By | June 5, 2024 3:47 pm

Do you believe anything can happen in the market at any time?

This is what being objective is all about. You need to constantly be thinking that the market can do whatever it wants whenever it wants at any time. Many people get into trouble by thinking the market can’t or won’t do certain things.

Many people will put mental limits on where they think the market should go. These mental limits can have some very bad results. I remember a time a few years ago when I was in the Bank NIFTY’s Trade , there were about 4-5 minutes left until the market closed. One trader told me he thought the market was going to break another 500 points in the Bank NIFTY Futures. I said there was no way this was going to happen with only 4 minutes left until the market closed. He said that it didn’t matter if there was only 1 minute left, for the Bank NIFTY (or any market) to move, all it has to do is be open. And you know what, he was right. In the next 4 minutes, the market dropped 500 points just as he predicted. If I hadn’t limited my beliefs, I could have made money on that trade. But unfortunately, I was not objective enough to believe the market could really break that far in that short amount of time. My limited beliefs prevented me from making money in that trade.

But in the long run, that situation helped me to be more objective in the future. It was definitely one of the stepping stones for me to realize anything can happen at any time in the market. All it has to do is be open.

If you believe anything can happen at any time, then you release yourself from distorting market information. When you distort market information, you are obviously not acting in your own best interest. For example, let’s say you usually look at a certain indicator to help you find profitable positions. Let’s say this indicator got you into a short position a little while ago. You’ve been sitting with this position and the indicator is still telling you the market looks like it should go down. But the problem is the market is not going down.

And now some of the other tools you use are starting to look like the market is going to start to rally (go up). But your indicator still says down.
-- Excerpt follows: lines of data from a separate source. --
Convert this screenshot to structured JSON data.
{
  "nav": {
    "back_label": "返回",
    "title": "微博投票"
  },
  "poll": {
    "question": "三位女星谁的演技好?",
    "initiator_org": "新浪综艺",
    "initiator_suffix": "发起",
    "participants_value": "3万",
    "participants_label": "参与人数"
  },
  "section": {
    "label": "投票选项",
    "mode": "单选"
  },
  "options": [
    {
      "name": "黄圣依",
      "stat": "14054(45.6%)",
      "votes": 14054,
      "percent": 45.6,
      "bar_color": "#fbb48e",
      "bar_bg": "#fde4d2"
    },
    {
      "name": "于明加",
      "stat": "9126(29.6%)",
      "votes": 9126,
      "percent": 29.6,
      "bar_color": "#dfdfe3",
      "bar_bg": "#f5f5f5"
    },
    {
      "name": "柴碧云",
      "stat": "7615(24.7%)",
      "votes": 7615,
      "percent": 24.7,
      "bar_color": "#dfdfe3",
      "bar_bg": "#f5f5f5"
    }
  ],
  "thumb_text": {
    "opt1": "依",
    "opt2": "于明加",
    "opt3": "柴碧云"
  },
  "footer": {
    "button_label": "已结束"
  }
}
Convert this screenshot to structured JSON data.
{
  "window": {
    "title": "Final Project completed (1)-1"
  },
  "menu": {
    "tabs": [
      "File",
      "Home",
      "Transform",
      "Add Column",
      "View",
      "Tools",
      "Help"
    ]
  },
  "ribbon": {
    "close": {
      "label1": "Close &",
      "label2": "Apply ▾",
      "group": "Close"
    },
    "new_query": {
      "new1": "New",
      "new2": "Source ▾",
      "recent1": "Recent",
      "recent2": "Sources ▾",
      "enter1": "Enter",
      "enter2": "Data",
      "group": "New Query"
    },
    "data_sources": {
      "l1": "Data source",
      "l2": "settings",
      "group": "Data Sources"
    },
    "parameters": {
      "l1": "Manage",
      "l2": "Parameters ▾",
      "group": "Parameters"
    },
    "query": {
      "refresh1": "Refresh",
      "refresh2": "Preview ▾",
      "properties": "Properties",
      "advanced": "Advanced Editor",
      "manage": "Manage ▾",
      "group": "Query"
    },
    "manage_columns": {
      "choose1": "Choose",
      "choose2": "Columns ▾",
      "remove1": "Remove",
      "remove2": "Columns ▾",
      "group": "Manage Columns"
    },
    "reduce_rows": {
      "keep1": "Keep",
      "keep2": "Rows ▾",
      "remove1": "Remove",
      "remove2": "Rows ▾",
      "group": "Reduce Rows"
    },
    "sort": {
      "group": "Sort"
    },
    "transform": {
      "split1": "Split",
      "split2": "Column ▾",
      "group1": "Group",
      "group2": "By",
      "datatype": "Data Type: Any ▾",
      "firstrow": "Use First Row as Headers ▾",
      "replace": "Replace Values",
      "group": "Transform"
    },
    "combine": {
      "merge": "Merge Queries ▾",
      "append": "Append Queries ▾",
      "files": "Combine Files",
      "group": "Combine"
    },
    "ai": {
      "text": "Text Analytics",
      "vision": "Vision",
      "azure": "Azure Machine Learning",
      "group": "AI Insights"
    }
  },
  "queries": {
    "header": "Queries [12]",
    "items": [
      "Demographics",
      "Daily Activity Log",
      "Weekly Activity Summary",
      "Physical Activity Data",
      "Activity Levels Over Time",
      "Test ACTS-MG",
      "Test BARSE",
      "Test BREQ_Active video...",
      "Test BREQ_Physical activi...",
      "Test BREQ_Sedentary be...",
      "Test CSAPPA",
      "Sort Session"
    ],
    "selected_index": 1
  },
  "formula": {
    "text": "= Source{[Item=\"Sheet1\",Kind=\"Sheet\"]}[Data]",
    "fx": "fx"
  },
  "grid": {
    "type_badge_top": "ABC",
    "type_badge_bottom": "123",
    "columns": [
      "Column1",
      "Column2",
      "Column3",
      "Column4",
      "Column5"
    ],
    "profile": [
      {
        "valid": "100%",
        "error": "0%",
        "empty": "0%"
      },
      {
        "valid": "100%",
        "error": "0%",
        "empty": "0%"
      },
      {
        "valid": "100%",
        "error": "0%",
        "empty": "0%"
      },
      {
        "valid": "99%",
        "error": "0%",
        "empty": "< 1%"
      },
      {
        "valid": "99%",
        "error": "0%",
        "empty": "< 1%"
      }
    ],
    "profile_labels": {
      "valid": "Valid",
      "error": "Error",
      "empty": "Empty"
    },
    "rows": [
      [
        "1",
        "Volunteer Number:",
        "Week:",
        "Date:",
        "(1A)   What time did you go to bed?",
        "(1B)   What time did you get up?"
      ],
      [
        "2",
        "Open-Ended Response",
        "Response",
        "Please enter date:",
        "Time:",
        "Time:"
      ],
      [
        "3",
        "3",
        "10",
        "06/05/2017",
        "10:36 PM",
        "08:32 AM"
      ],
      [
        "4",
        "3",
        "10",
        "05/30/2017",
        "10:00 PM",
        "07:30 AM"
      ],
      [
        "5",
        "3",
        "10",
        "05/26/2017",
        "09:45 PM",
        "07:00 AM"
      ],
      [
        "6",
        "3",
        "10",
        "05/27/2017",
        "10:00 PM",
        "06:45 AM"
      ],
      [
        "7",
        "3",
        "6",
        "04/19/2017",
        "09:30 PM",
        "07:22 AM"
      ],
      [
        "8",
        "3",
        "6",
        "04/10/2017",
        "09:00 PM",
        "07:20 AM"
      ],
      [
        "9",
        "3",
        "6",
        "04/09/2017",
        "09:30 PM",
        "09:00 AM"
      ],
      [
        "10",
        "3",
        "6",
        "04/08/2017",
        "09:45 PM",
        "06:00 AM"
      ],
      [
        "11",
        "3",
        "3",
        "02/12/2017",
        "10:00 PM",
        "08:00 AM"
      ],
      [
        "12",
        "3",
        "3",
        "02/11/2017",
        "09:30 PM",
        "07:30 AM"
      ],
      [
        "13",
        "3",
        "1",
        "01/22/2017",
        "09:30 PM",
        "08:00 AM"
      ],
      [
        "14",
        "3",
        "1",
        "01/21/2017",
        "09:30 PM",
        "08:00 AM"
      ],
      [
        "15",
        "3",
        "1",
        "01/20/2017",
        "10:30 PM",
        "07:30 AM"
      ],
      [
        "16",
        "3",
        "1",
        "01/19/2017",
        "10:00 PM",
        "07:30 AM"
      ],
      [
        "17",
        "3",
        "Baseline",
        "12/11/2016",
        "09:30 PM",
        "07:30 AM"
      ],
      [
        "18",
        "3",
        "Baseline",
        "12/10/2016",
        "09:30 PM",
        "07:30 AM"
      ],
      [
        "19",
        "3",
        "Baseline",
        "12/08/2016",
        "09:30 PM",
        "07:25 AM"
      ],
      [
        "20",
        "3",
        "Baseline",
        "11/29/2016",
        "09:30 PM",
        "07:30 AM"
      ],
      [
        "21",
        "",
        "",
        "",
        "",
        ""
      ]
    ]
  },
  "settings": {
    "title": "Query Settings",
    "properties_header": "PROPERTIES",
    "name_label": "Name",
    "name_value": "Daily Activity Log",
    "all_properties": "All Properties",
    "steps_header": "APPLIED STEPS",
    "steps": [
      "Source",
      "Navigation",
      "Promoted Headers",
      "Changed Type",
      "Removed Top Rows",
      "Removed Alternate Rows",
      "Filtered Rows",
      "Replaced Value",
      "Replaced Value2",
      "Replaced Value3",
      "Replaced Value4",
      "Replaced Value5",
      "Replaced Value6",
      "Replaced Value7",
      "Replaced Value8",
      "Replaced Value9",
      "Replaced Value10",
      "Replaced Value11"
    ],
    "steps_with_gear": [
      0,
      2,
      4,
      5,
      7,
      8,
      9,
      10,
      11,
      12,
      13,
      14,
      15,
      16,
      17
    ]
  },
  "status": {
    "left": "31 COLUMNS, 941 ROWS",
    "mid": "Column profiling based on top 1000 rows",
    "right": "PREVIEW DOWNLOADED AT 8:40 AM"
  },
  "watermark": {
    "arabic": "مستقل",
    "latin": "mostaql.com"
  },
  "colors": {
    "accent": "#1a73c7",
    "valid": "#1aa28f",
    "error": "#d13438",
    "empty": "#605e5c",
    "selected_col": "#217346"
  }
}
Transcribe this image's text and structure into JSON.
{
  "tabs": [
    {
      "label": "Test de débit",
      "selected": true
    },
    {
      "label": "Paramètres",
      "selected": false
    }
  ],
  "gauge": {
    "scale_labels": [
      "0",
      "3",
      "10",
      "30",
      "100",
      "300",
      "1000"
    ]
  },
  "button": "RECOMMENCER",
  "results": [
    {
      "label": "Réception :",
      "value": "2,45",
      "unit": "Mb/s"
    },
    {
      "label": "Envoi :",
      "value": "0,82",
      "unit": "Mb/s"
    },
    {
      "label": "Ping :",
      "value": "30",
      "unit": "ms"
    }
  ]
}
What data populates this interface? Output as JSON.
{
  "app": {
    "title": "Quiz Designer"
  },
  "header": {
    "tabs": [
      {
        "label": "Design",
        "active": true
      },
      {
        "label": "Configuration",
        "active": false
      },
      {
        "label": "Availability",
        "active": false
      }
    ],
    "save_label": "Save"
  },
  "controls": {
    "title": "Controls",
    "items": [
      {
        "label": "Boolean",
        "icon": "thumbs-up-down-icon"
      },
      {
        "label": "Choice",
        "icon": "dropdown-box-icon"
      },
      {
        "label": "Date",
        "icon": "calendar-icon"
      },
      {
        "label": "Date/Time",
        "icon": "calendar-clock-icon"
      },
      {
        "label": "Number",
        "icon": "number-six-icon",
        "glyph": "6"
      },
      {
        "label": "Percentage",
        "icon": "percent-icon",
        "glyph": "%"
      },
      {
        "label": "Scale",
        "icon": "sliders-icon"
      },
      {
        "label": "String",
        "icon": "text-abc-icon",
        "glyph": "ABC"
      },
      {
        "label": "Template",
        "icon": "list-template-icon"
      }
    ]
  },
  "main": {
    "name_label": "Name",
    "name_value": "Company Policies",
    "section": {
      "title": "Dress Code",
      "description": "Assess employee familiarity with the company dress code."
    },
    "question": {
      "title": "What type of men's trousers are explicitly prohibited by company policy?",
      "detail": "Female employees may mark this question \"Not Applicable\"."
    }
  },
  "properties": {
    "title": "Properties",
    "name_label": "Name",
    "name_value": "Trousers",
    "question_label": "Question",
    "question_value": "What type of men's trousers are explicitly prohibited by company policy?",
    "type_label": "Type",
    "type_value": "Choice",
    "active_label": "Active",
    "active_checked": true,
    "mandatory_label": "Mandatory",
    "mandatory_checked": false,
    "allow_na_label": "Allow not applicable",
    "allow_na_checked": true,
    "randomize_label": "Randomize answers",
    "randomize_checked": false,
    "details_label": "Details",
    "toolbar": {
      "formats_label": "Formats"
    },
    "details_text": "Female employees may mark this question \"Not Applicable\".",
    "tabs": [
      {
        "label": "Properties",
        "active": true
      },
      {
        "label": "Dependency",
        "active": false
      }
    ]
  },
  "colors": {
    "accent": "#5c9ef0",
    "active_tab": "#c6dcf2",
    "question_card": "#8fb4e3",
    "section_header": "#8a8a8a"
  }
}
So you ignore the things that are saying the market is going higher. Now you have conflicting signals. As I’m sure you know, most people will not be objective. They will hope that the indicator is right and the other stuff is wrong. In fact, they will probably try not to look at the stuff that says the market is going higher, or they will dismiss it as not having as much weight as the indicator because it doesn’t conform to what their expectations are.

Normally, if they weren’t in a trade, they wouldn’t even put on a position with these conflicting signals. But since they are already in a trade, they distort the information right in front of them and hope and pray that the market does what they want it to.

But is that the objective thing to do? No, of course not. The objective thing to do is to get out of the position and reevaluate. (Or at the very least, move your stop order very close to where the market is trading to take less risk.) That would be acting in your own best interest. But instead, most people ignore the information and hope and pray that the position will work out the way they think it should.

This happens because most people get locked into their opinions of the market and have a lot of trouble facing the fact that they could be wrong. It’s O.K. to be wrong about which way the market is going. But it’s not O.K. to be wrong about the market direction and ignore signs that it’s time to get out and start over. That lack of objectivity will kill your trading.

To be objective, you cannot put your demands and expectations on the market. First of all, you cut yourself off or distort vital information that the market offers to help you decide which way it’s going. Second of all, you don’t have enough power to control the market to make it live up to your demands and expectations. Thus, you must learn to be objective in your market observations.

This doesn’t mean that you can’t have an opinion about the market. It only means that your opinion can just as easily be wrong as it is right. And you need to be completely ready and comfortable for it to be wrong just as much as it could be right. You need to release yourself from having to be right. The more objective you are, the less you will distort the information that you receive.

Mark Douglas, author of The Disciplined Trader, states there are seven characteristics of an objective person. Here they are so you can recognize it when you’ve achieved it:

  1. You feel no pressure to do anything.
  2. You have no feeling of fear.
  3. You feel no sense of rejection.
  4. There is no right or wrong.
  5. You recognize that this is what the market is telling me, this is what I do.
  6. You can observe the market from the perspective as if you were not in a position, even where you are.
  7. You are not focused on money, but on the structure of the market.

If you can see any of the above qualities in yourself, you’re on the right road. Again, you need to release yourself from the need to be right. If you constantly need to be right, you are unfortunately in the wrong business. To be a successful trader, you don’t always need to be right, but you always need to be objective.